SS: I know that she is working on the Custom of the Country miniseries for AppleTV+, but that aside, what would you like to see Sofia Coppola do next?

Strong: I really like her adaptations. I think that she would have done such a great job with the Anna Delvey case – it’s such a shame we had the miniseries [Inventing Anna] because I think she would have done such a great job with that, [this] tale of how ridiculous the upper crust are. I’d love to see her do something like the book Nightbitch (by Rachel Yoder) – something a little darker.

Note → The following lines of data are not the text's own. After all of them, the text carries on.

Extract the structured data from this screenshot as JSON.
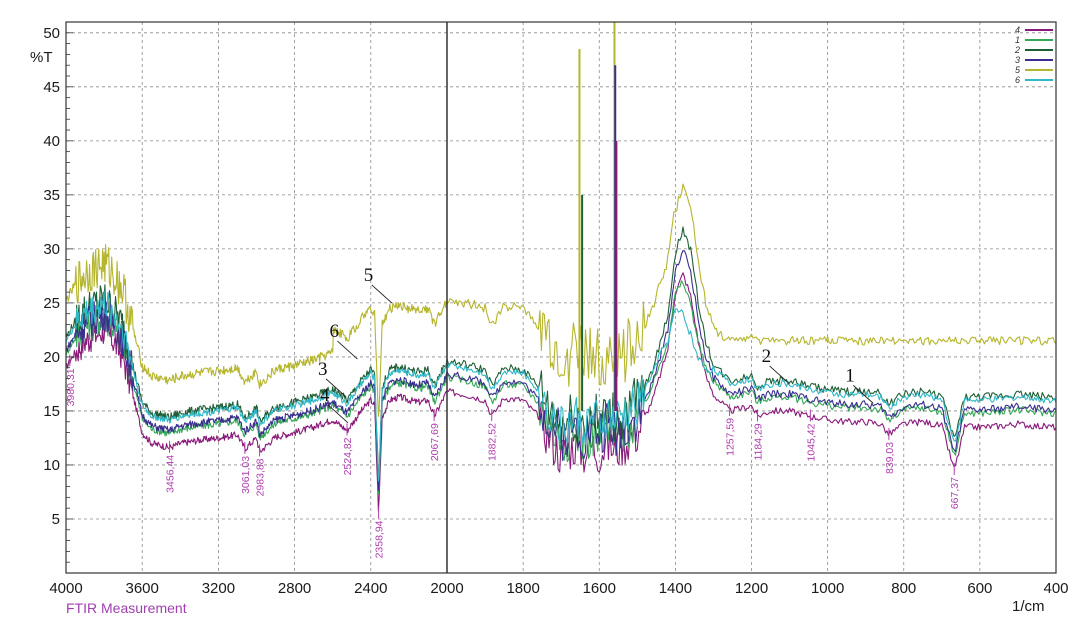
{
  "chart_data": {
    "type": "line",
    "title": "",
    "footer": "FTIR Measurement",
    "ylabel": "%T",
    "xlabel": "1/cm",
    "xlim": [
      4000,
      400
    ],
    "ylim": [
      0,
      51
    ],
    "x_axis_reversed": true,
    "grid": true,
    "legend_position": "top-right",
    "x_ticks": [
      "4000",
      "3600",
      "3200",
      "2800",
      "2400",
      "2000",
      "1800",
      "1600",
      "1400",
      "1200",
      "1000",
      "800",
      "600",
      "400"
    ],
    "y_ticks": [
      "5",
      "10",
      "15",
      "20",
      "25",
      "30",
      "35",
      "40",
      "45",
      "50"
    ],
    "series": [
      {
        "name": "4",
        "color": "#8a1a7a",
        "offset": -1.0,
        "noise": 0.9,
        "gain": 1.05
      },
      {
        "name": "1",
        "color": "#33a855",
        "offset": 0.3,
        "noise": 1.0,
        "gain": 0.9
      },
      {
        "name": "2",
        "color": "#1f5f35",
        "offset": 1.8,
        "noise": 1.1,
        "gain": 1.15
      },
      {
        "name": "3",
        "color": "#3a2f8e",
        "offset": 0.6,
        "noise": 1.0,
        "gain": 1.1
      },
      {
        "name": "5",
        "color": "#b5b52e",
        "offset": 5.2,
        "noise": 1.3,
        "gain": 1.2
      },
      {
        "name": "6",
        "color": "#2fb8c8",
        "offset": 1.5,
        "noise": 0.9,
        "gain": 0.6
      }
    ],
    "base_curve": {
      "x": [
        4000,
        3950,
        3900,
        3850,
        3800,
        3750,
        3700,
        3650,
        3600,
        3550,
        3500,
        3456,
        3400,
        3300,
        3200,
        3100,
        3061,
        3000,
        2983,
        2900,
        2800,
        2700,
        2600,
        2524,
        2450,
        2400,
        2380,
        2359,
        2340,
        2300,
        2250,
        2200,
        2150,
        2100,
        2067,
        2000,
        1950,
        1900,
        1882,
        1850,
        1800,
        1760,
        1720,
        1700,
        1680,
        1660,
        1640,
        1620,
        1600,
        1580,
        1560,
        1540,
        1500,
        1460,
        1420,
        1400,
        1380,
        1360,
        1340,
        1320,
        1300,
        1280,
        1257,
        1230,
        1200,
        1184,
        1150,
        1100,
        1045,
        1000,
        950,
        900,
        860,
        839,
        800,
        750,
        700,
        667,
        640,
        600,
        550,
        500,
        450,
        400
      ],
      "y": [
        20.0,
        21.5,
        22.5,
        23.0,
        23.5,
        22.5,
        21.0,
        17.5,
        14.0,
        13.0,
        12.8,
        12.6,
        13.0,
        13.3,
        13.5,
        13.8,
        12.5,
        13.5,
        12.2,
        13.6,
        14.0,
        14.5,
        15.2,
        14.2,
        16.0,
        17.0,
        16.5,
        6.5,
        15.5,
        17.0,
        17.3,
        17.0,
        16.8,
        17.0,
        15.5,
        17.8,
        17.5,
        17.0,
        15.5,
        17.2,
        17.0,
        15.5,
        13.0,
        12.0,
        12.5,
        13.0,
        12.2,
        12.8,
        12.2,
        13.0,
        12.5,
        13.0,
        14.0,
        17.0,
        21.5,
        26.5,
        28.0,
        26.0,
        22.0,
        19.0,
        17.5,
        16.8,
        16.0,
        16.2,
        16.5,
        15.5,
        16.0,
        16.0,
        15.5,
        15.2,
        15.0,
        15.0,
        14.8,
        13.8,
        14.8,
        15.0,
        14.6,
        10.5,
        14.5,
        14.5,
        14.6,
        14.8,
        14.6,
        14.5
      ]
    },
    "peak_labels": [
      {
        "x": 3980,
        "label": "3980,31"
      },
      {
        "x": 3456.44,
        "label": "3456,44"
      },
      {
        "x": 3061.03,
        "label": "3061,03"
      },
      {
        "x": 2983.88,
        "label": "2983,88"
      },
      {
        "x": 2524.82,
        "label": "2524,82"
      },
      {
        "x": 2358.94,
        "label": "2358,94"
      },
      {
        "x": 2067.69,
        "label": "2067,69"
      },
      {
        "x": 1882.52,
        "label": "1882,52"
      },
      {
        "x": 1257.59,
        "label": "1257,59"
      },
      {
        "x": 1184.29,
        "label": "1184,29"
      },
      {
        "x": 1045.42,
        "label": "1045,42"
      },
      {
        "x": 839.03,
        "label": "839,03"
      },
      {
        "x": 667.37,
        "label": "667,37"
      }
    ],
    "curve_annotations": [
      {
        "label": "5",
        "x": 2290,
        "y": 25.0
      },
      {
        "label": "6",
        "x": 2470,
        "y": 19.8
      },
      {
        "label": "3",
        "x": 2530,
        "y": 16.3
      },
      {
        "label": "4",
        "x": 2520,
        "y": 13.9
      },
      {
        "label": "2",
        "x": 1100,
        "y": 17.5
      },
      {
        "label": "1",
        "x": 880,
        "y": 15.7
      }
    ]
  }
}
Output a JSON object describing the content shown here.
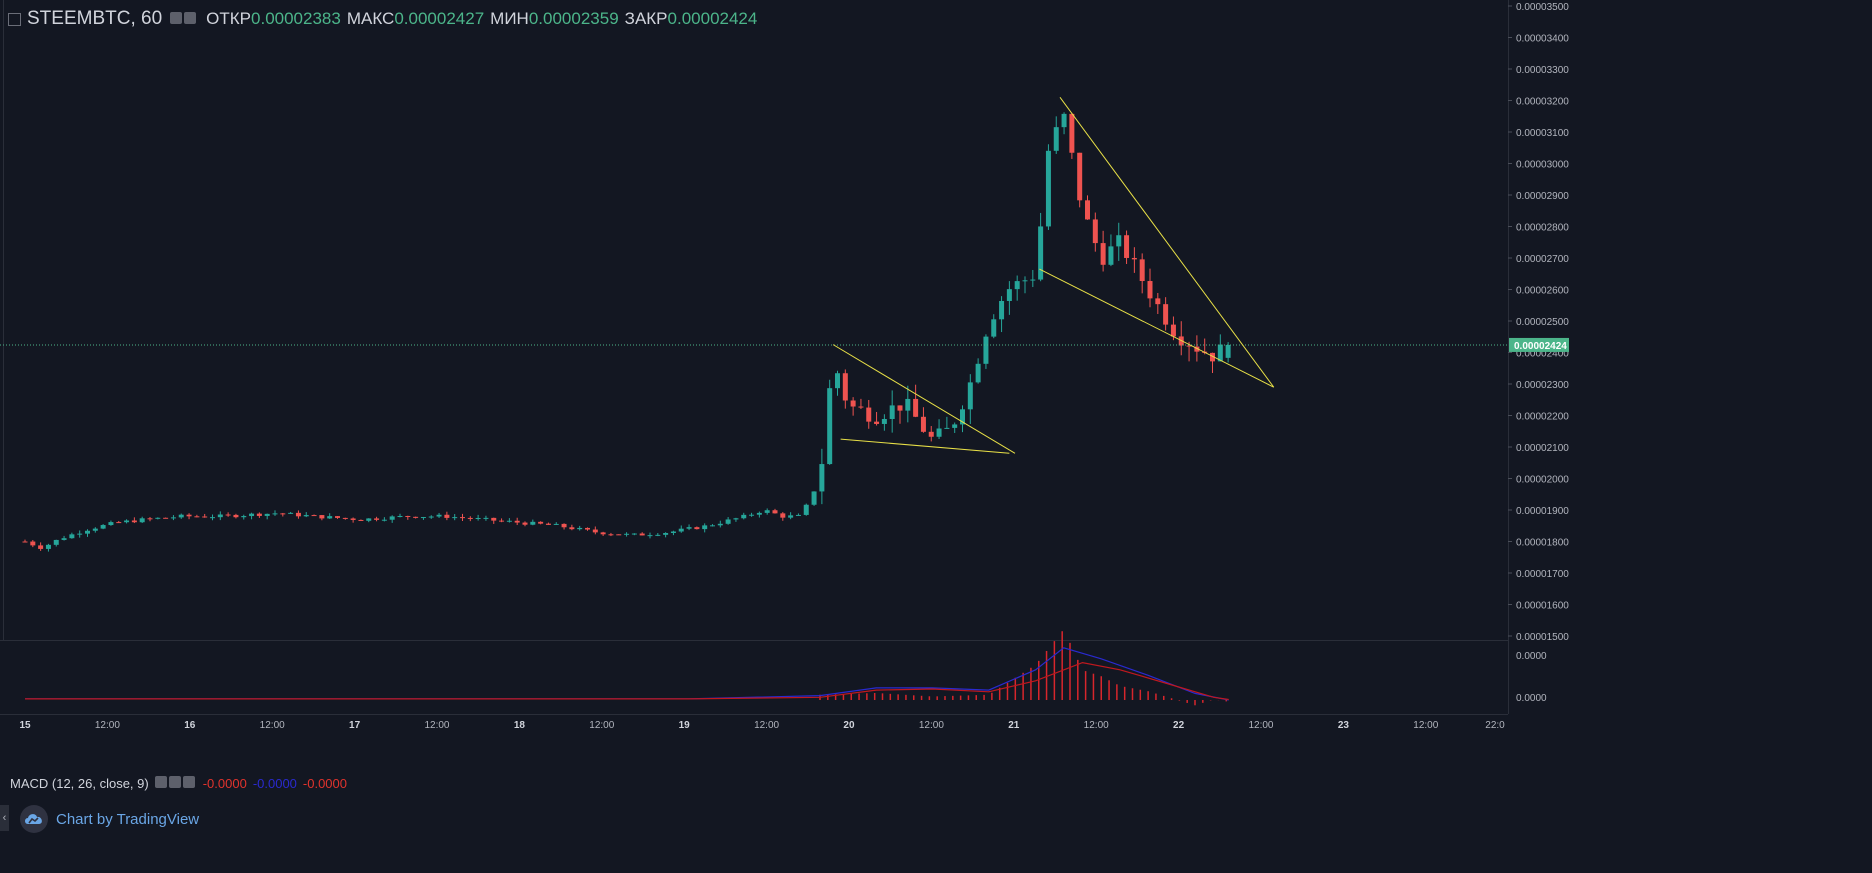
{
  "legend": {
    "symbol": "STEEMBTC, 60",
    "open_label": "ОТКР",
    "open_value": "0.00002383",
    "high_label": "МАКС",
    "high_value": "0.00002427",
    "low_label": "МИН",
    "low_value": "0.00002359",
    "close_label": "ЗАКР",
    "close_value": "0.00002424"
  },
  "macd": {
    "title": "MACD (12, 26, close, 9)",
    "hist_value": "-0.0000",
    "macd_value": "-0.0000",
    "signal_value": "-0.0000",
    "axis_labels": [
      "0.0000",
      "0.0000"
    ]
  },
  "branding": {
    "label": "Chart by TradingView"
  },
  "colors": {
    "background": "#131722",
    "up": "#26a69a",
    "down": "#ef5350",
    "price_line": "#4cb58a",
    "macd_line": "#2a2acf",
    "signal_line": "#c0181e",
    "pattern": "#e8e047"
  },
  "chart_data": {
    "type": "candlestick",
    "symbol": "STEEMBTC",
    "interval": "60",
    "last_price": "0.00002424",
    "y_range": [
      1.49e-05,
      3.51e-05
    ],
    "y_ticks": [
      "0.00003500",
      "0.00003400",
      "0.00003300",
      "0.00003200",
      "0.00003100",
      "0.00003000",
      "0.00002900",
      "0.00002800",
      "0.00002700",
      "0.00002600",
      "0.00002500",
      "0.00002400",
      "0.00002300",
      "0.00002200",
      "0.00002100",
      "0.00002000",
      "0.00001900",
      "0.00001800",
      "0.00001700",
      "0.00001600",
      "0.00001500"
    ],
    "x_ticks": [
      "15",
      "12:00",
      "16",
      "12:00",
      "17",
      "12:00",
      "18",
      "12:00",
      "19",
      "12:00",
      "20",
      "12:00",
      "21",
      "12:00",
      "22",
      "12:00",
      "23",
      "12:00",
      "22:0"
    ],
    "segments": [
      [
        14.96,
        1.8e-05
      ],
      [
        15.05,
        1.78e-05
      ],
      [
        15.15,
        1.81e-05
      ],
      [
        15.3,
        1.84e-05
      ],
      [
        15.45,
        1.86e-05
      ],
      [
        15.6,
        1.87e-05
      ],
      [
        15.8,
        1.88e-05
      ],
      [
        16.0,
        1.88e-05
      ],
      [
        16.3,
        1.89e-05
      ],
      [
        16.5,
        1.88e-05
      ],
      [
        16.75,
        1.87e-05
      ],
      [
        17.0,
        1.88e-05
      ],
      [
        17.2,
        1.88e-05
      ],
      [
        17.4,
        1.87e-05
      ],
      [
        17.6,
        1.86e-05
      ],
      [
        17.8,
        1.85e-05
      ],
      [
        18.0,
        1.83e-05
      ],
      [
        18.2,
        1.82e-05
      ],
      [
        18.4,
        1.83e-05
      ],
      [
        18.6,
        1.85e-05
      ],
      [
        18.8,
        1.88e-05
      ],
      [
        18.9,
        1.9e-05
      ],
      [
        19.0,
        1.88e-05
      ],
      [
        19.1,
        1.88e-05
      ],
      [
        19.2,
        2e-05
      ],
      [
        19.27,
        2.38e-05
      ],
      [
        19.35,
        2.23e-05
      ],
      [
        19.5,
        2.2e-05
      ],
      [
        19.65,
        2.24e-05
      ],
      [
        19.8,
        2.12e-05
      ],
      [
        19.9,
        2.16e-05
      ],
      [
        20.0,
        2.3e-05
      ],
      [
        20.1,
        2.5e-05
      ],
      [
        20.2,
        2.6e-05
      ],
      [
        20.35,
        2.65e-05
      ],
      [
        20.42,
        3.05e-05
      ],
      [
        20.5,
        3.15e-05
      ],
      [
        20.6,
        2.85e-05
      ],
      [
        20.7,
        2.7e-05
      ],
      [
        20.8,
        2.75e-05
      ],
      [
        20.9,
        2.65e-05
      ],
      [
        21.0,
        2.55e-05
      ],
      [
        21.1,
        2.46e-05
      ],
      [
        21.2,
        2.42e-05
      ],
      [
        21.3,
        2.39e-05
      ],
      [
        21.38,
        2.424e-05
      ]
    ],
    "annotations": [
      {
        "type": "falling-wedge",
        "upper": [
          [
            19.27,
            2.425e-05
          ],
          [
            20.24,
            2.08e-05
          ]
        ],
        "lower": [
          [
            19.31,
            2.125e-05
          ],
          [
            20.21,
            2.08e-05
          ]
        ]
      },
      {
        "type": "falling-wedge",
        "upper": [
          [
            20.48,
            3.21e-05
          ],
          [
            21.62,
            2.29e-05
          ]
        ],
        "lower": [
          [
            20.37,
            2.665e-05
          ],
          [
            21.62,
            2.29e-05
          ]
        ]
      }
    ],
    "macd_series": {
      "macd_line": [
        [
          14.96,
          0.02
        ],
        [
          17.5,
          0.02
        ],
        [
          18.5,
          0.02
        ],
        [
          19.2,
          0.08
        ],
        [
          19.5,
          0.22
        ],
        [
          19.8,
          0.22
        ],
        [
          20.1,
          0.18
        ],
        [
          20.35,
          0.55
        ],
        [
          20.5,
          0.95
        ],
        [
          20.7,
          0.75
        ],
        [
          20.95,
          0.45
        ],
        [
          21.2,
          0.12
        ],
        [
          21.38,
          0.0
        ]
      ],
      "signal_line": [
        [
          14.96,
          0.02
        ],
        [
          17.5,
          0.02
        ],
        [
          18.5,
          0.02
        ],
        [
          19.2,
          0.05
        ],
        [
          19.5,
          0.18
        ],
        [
          19.8,
          0.2
        ],
        [
          20.1,
          0.15
        ],
        [
          20.35,
          0.35
        ],
        [
          20.6,
          0.68
        ],
        [
          20.8,
          0.55
        ],
        [
          21.05,
          0.3
        ],
        [
          21.3,
          0.05
        ],
        [
          21.38,
          0.01
        ]
      ],
      "histogram_range": [
        19.2,
        21.38
      ]
    }
  }
}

I’m very intrigued to see how Custom of the Country will push the boundaries of her style and writing as well, because Edith Wharton is very biting, and I don’t think her films as cutting in the same way. So I’m very intrigued and I can’t wait to see it. But I’m constantly waiting for a new feature film. I’m glad she takes the time between them. 

Sofia Coppola: Forever Young is available online on May 17th through Abrams Books and wherever books are sold.